Four were hospitalized. No deaths have been reported.
No salmonella has been found in the peanut butter, but 12 of the people who got sick reported eating it.
The
illnesses were traced to Valencia Creamy Salted Peanut Butter produced
by Sunland Inc. of Portales, N.M. Trader Joe's also recalled Valencia
peanut butter made with roasted flaxseeds and almond butter with roasted
flaxseeds.
So far, the only product directly
linked to the outbreak is Trader Joe's peanut butter, said Sunland vice
president Katalin Coburn.
Still, Sunland
expanded the recall to include almond butter, peanut butter, cashew
butter, tahini (sesame seed butter) and roasted blanched peanut products
under various names manufactured between May 1 and Sept. 24. The
products were distributed nationally to large supermarket chains under
the Sunland and store brand labels and were sold online.
All
the products were made on the same production line. Because the source
of the contamination isn't known, "we could not take the risk of
jeopardizing anyone," Coburn said.
Infection
with the salmonella bacteria can cause salmonellosis, an illness that
can mean serious and sometimes fatal infections in young children, frail
or elderly people, and those with weakened immune systems.
In
healthy people it can cause fever, diarrhea, nausea, vomiting and
abdominal pain.It's unknown how or whether the peanuts were
contaminated.

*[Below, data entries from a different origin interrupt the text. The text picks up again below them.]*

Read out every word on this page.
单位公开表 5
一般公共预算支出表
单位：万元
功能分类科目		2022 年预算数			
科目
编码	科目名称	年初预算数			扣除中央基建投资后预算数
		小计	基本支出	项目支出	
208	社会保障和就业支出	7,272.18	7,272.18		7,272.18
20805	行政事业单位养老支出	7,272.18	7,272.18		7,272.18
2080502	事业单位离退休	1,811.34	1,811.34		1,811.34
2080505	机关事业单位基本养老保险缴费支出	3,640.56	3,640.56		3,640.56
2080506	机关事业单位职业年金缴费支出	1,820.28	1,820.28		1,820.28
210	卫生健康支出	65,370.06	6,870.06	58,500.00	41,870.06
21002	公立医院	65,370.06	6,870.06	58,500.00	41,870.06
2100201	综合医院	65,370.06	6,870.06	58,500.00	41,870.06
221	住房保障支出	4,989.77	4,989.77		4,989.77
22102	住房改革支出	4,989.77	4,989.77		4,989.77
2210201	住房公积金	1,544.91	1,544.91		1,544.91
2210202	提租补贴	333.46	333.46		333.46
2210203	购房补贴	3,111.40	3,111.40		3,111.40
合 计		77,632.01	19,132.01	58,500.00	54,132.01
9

If they were, poor manufacturing processes or insufficient
roasting could have been the cause, said Michael Doyle, director of the
Center for Food Safety at the University of Georgia in Griffin.
In
2008, as many as nine people died and more than 700 people in 46 states
were sickened by peanut butter and other products made by Peanut
Corporation of America. No national brand was involved, but more than
125 products were recalled.
An FDA inspection
of the plants that produced the company's products found them to be
filthy and infested with birds and rodents.Until then, U.S. food safety
experts had not considered peanut butter a high-risk food. They reacted
by establishing a standard for roasting nuts hot enough to kill
dangerous pathogens. An American Peanut Council study suggested that a
range between 264 degrees at 47 minutes to 295 degrees at 14 minutes
would reduce salmonella levels 100,000 times.
Sunland's peanuts are roasted at 330 to 345 degrees for 30 to 33 minutes, Coburn said.